Save the Sound Priorities for New York State Fiscal Year 2021-2022
The ramifications of COVID have left many states in the difficult budget position of deciding which programs to support and which to cut, and New York is no different. However, Governor Cuomo has pledged to do his best to keep current levels of funding for our state’s important environmental programs. Save the Sound supports the following efforts for the coming fiscal year:
CONTINUED FUNDING FOR CLEAN WATER INFRASTRUCTURE ACT AT $500 MILLION
Current clean water infrastructure investments are yielding significant results, however, continued investments to repair and upgrade our aging wastewater infrastructure and to keep drinking water safe and affordable are vital for all residents and local government. For every $1 million invested 17 local jobs are created in design, engineering, and construction, making this a driver of New York’s green economy. New York State needs to follow through on its commitment to invest $500 million in clean water funding for local communities in FY21-22.
FULLY FUND THE ENVIRONMENTAL PROTECTION FUND (EPF) AT $300 MILLION
The Environmental Protection Fund supports projects that protect and improve water and air quality, conserve critical open space, and sustain valuable environmental research and education. It enables NY State to leverage federal, local, and private dollars, investing in a healthy environment which in turn makes NY an attractive home for businesses and families. EPF funding should be maintained at $300 million in FY21-22.
REAUTHORIZE THE ENVIRONMENTAL BOND ACT
Save the Sound strongly supports the reauthorizing the Restore Mother Nature Environmental Bond Act. In our work we see the widespread need to design and build more projects that address the stresses our communities are facing due to the changing climate. The bond would fund projects that reduce local flooding, increase habitat for wildlife, conserve our critical natural resources, and reduce climate change. If passed, Save the Sound will work to support the passage of the bond in November.
PLANNING FOR PLUM ISLAND’S FUTURE
Federal legislation has taken Plum Island, New York, off the auction block and opened a path to permanent protection of its fragile wildlife habitats, historic buildings, and Indigenous cultural heritage—which can be realized if New York State steps up to the plate and becomes the island’s preservation champion. Save the Sound urges funding for:
- Additional staffing in NYSDEC Region 1 to ensure rigorous completion and oversight of final environmental remediation plans associated with the closure of the Plum Island Animal Disease Center
- Additional staffing in the Office of Parks, Recreation and Historic Preservation and/or the NYSDEC for timely advancement of open space conservation acquisition projects. This includes desirable interagency consideration of acquiring Plum Island, should it be offered by the U.S. General Services Administration to the State during the federal property disposition process. The two-year Envision Plum Island project report identified New York State as the preferred future owner of Plum Island. Stakeholders’ vision is for creation of “Plum Island Preserve,” achievable as a federal Public Benefit Conveyance requiring little or no State acquisition funding.

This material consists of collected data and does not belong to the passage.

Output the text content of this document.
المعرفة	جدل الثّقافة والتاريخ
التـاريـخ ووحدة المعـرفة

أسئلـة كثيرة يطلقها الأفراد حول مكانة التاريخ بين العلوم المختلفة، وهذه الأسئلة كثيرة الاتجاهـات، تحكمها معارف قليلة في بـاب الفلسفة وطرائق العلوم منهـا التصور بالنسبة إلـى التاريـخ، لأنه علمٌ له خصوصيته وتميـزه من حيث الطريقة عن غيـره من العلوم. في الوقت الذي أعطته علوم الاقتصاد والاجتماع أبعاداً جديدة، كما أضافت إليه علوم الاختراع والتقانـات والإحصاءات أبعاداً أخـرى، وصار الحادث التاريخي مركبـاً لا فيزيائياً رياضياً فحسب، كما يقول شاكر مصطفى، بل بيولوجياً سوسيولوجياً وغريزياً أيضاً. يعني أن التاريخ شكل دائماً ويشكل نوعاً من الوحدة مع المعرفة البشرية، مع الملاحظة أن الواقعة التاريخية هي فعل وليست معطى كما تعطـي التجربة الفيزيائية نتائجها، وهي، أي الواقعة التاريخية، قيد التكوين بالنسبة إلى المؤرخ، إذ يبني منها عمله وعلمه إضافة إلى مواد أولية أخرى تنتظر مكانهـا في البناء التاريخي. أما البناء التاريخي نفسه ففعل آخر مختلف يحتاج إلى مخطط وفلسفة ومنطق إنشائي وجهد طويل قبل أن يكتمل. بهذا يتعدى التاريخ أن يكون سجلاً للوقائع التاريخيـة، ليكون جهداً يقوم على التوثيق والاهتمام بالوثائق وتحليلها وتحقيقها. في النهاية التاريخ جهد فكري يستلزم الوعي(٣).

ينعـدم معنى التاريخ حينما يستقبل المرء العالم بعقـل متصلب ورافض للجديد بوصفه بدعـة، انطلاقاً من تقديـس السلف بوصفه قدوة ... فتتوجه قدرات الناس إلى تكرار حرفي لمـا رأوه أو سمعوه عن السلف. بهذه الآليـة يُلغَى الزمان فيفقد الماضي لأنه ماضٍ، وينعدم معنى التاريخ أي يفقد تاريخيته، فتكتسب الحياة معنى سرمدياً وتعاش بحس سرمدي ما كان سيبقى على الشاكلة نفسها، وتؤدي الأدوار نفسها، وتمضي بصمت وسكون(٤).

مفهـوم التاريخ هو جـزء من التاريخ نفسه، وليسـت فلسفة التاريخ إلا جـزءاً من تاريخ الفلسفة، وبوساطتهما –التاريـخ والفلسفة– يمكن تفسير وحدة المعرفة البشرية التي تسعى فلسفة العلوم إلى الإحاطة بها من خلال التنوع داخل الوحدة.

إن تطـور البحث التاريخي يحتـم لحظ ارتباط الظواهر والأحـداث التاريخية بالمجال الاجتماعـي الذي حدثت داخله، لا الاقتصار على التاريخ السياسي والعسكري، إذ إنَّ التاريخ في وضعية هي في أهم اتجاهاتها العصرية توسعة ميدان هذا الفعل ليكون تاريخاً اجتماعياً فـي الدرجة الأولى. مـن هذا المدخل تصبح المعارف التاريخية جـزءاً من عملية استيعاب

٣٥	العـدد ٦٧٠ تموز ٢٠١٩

EXTEND THE PROHIBITION ON WATER SHUTOFFS
The New York State prohibition on water shutoffs is set to expire on March 31, 2021. With the ongoing pandemic, the need for secure access to clean water is more important than ever for New York households. It is critical that New York State extend the prohibition on water shutoffs. In light of the economic downturn which has disproportionately impacted low income communities and communities of color, we urge the legislature to put measures in place to address the accumulated water debt of these New Yorkers and forestall mass shutoffs when our current crisis passes.
ENVIRONMENTAL BILL OF RIGHTS (“GREEN AMENDMENT”) FOR NY STATE CONSTITUTION
The Green Amendment will guarantee all New Yorkers the right to clean air, clean water and a healthful environment. The time is now to assert these rights for all New Yorkers, and in particular for residents of communities that have been disproportionately burdened by a concentration of polluting industries and infrastructure. As a national leader on environmental policy, New York should join the community of states who have already included an Environmental Bill of Rights in their state constitutions.
Together, we can make New York better for ALL of its residents.